Looking for a way to energize your business presentations? Discover these four PowerPoint tips that will help you engage and, yes, entertain audiences.
When did so many speakers become experts at helping audiences get a good day’s sleep?
PowerPoint, the presentation program developed by Dennis Austin and Thomas Rudkin as “Presenter,” and named by Robert Gaskins, is an application everybody uses and almost nobody loves. And no wonder! Too many speakers subject their audiences to a static visual device that’s poorly integrated with their message, and about as engaging as counting the crumbs inside a toaster.
Ready to go beyond run-of-the-mill speeches and presentations? Want to make what you say memorable? Download my free cheat sheet, "5 Ways to Captivate an Audience."
Every aspect of your speech or presentation is a performance—including your visual aids. So why not demonstrate solid presentation skills training and employ this tool the way it should be used, not to lull listeners asleep but to wake them up to what you’re trying to say?

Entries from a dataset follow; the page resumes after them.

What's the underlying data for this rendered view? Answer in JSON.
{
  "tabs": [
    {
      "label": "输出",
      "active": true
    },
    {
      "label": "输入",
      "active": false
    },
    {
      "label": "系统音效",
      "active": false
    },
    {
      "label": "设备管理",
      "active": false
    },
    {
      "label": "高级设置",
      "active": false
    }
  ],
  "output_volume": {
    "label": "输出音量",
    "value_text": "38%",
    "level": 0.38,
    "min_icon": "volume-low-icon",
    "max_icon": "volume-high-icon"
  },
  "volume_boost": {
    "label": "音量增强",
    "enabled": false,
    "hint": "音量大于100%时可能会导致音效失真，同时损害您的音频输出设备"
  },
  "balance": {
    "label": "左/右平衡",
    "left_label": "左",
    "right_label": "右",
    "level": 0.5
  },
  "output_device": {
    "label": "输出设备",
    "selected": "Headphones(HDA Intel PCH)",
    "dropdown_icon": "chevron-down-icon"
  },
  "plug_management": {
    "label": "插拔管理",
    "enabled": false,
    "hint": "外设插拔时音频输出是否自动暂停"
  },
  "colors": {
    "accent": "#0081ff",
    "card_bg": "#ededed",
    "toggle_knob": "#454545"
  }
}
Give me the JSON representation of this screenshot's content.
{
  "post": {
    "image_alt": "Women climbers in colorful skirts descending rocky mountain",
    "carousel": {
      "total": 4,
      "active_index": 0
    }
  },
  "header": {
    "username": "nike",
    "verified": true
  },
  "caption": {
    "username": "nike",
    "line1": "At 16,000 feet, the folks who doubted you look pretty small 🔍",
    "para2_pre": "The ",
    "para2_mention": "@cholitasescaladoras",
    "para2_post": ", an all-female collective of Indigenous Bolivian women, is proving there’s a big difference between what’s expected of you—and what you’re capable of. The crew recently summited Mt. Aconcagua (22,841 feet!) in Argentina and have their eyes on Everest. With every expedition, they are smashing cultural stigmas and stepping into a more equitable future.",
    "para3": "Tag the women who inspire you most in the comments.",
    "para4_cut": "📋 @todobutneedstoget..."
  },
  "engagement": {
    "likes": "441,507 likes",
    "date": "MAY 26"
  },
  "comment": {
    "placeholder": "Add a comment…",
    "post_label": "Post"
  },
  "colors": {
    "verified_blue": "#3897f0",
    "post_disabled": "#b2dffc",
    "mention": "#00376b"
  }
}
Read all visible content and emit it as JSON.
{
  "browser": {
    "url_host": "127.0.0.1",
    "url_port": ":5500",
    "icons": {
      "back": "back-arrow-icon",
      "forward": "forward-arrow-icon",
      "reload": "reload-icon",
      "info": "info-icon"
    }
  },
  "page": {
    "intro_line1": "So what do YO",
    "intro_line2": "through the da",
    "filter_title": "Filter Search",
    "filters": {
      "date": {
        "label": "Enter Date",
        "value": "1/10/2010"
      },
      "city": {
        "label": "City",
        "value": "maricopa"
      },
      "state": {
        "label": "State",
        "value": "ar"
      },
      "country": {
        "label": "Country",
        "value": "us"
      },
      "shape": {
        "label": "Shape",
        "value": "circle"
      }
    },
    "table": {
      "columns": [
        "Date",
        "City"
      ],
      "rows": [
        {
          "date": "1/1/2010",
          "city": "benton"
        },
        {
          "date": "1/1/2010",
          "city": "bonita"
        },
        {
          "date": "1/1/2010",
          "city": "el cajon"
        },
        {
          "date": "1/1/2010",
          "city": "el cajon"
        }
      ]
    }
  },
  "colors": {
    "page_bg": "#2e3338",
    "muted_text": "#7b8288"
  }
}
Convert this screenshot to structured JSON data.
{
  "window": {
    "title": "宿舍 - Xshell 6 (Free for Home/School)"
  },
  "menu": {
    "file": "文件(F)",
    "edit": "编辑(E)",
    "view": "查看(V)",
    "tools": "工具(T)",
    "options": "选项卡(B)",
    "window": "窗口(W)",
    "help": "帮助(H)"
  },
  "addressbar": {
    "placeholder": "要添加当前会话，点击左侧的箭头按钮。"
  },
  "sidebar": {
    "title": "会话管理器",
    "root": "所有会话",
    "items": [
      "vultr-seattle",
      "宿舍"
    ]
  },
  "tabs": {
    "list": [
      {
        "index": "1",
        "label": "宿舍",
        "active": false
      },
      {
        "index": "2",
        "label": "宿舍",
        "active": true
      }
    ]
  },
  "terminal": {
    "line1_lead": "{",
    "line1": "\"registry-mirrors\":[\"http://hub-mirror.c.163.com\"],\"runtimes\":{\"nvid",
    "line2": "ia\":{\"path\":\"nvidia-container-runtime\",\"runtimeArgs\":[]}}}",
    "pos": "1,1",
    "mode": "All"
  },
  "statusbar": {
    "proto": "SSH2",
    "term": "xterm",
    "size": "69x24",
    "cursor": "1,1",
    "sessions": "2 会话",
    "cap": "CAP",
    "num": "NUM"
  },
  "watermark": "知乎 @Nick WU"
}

Below, I discuss four effective performance-based approaches that will help you do just that.
PowerPoint’s Strength Is In Images Not Words
Ever notice how literary most slide decks are?
You know how this often plays out: The speaker shows a slide with 4, 5, or 7 bullet points, then proceeds to read those points aloud. Why? What kind of presentation skills are these? Though it isn’t the job of your visual aids to move people (my next point), speakers seem to expect them to deliver everything—from raw data to the reasons why that information matters.
But only the speaker can handle that last challenge. Remember why you use slides in the first place. If you show something, it's not literary. Words written on a slide simply can't compare with arresting images. Notice the difference:
So look for ways to pare down the language, and ideally, replace it with imagery. And become aware of some words or phrases to avoid in speeches and presentations, whether you're showing anything or not. When you do need to show text, ask yourself: “Is there an image I can use here to make this information come alive?” And add if need be, as I sometimes say to my speech coaching clients concerning their image-free decks: “Where are the people?"
Your Slides Don’t Persuade Audiences . . . You Do!
Even presenters who don’t read their bullet points out loud often make another fatal error: they depend upon their slides to create the influence in the room. PP is a marvelous tool for displaying information that can’t be conveyed otherwise. Think of a real estate agent displaying photographs of a house for sale. But it can only spit out what you program it to show.
The business of why you're including this particular information; what the sequence of images is meant to show; and how this deck fits into the larger strategic or thematic goals of your talk—these factors maintain an orbit far outside what you're showing through the projector.
So in terms of how to organize an effective presentation, challenge yourself with these two questions: 1) "Do I need a slide deck?" And, if that answer is yes: 2) "How can I weave it into the way I want to influence these listeners?" If on the other hand you forget how central what you say (and how you say it) is to your speech, you’ll be left wondering why everyone is glassy-eyed.
Storytelling Should Still Be Center-Stage
Here is an important truth you can never forget as a speaker: Your story is what matters, and your slides merely help you sell it. Visuals will enliven your message; but storytelling is the beating heart that makes it come to life. In fact, the seductive power of pictures can make you forget that you’re there to tell a story at all. Call it a “narrative” if you prefer. But this fact remains: whenever you speak to an audience, you should be a storyteller.
It may be the story of how last year’s P&L sheet reveals why you need to tweak the product line; or how to get new volunteers to understand our nonprofit's mission; or why you’re the right person for this job. But it’s always more than raw data points, even when you project them.
Do this to get your storytelling chops in place: Focus first on your narrative. Then think about what you might want to bring in to show that idea or concept visually. You’ll find that often, your slide should follow what you just said.
For instance, instead of using what I call the “Click-Talk” method (Click. "Here's a graph showing our projections for next quarter"), create interest and anticipation before you reveal the goods:: “The next slide will show how dramatically our market share will increase if we’re successful in this effort.” — Who wouldn’t be interested in what's about to be revealed? Always be on the lookout for ways like this to discover how to design and deliver an amazing presentation.
For a speaker who understands how to combine images, persuasion and storytelling, watch the late Hans Rosling in his brilliant TED talk on global health:
The Best Kept Secret of PowerPoint
Finally, you need to discover the power of the “B” button. Here’s how it works:
When you’re in View Mode, pressing “B” brings your screen—and every other screen where your presentation is displayed—to black. Pressing "B" again re-displays the slide you were on. (Pressing “W” instead will turn every screen to white, which can be useful if your screen is a whiteboard and you want to write something before erasing it and coming back to your deck.)
When the screen goes black, all eyes turn to you. It’s a great way to initiate a discussion, provide variety, or bring everyone back in the moment—in short, to energize your presentation. In my book How to Give a Speech: Easy-to-Learn Skills for Successful Presentations, I call the “B” button a well-kept secret.
It’s another way to deliver a talk that’s carefully planned, engagingly performed, and that everyone—you included—can enjoy. What speaker or audience could ask for more?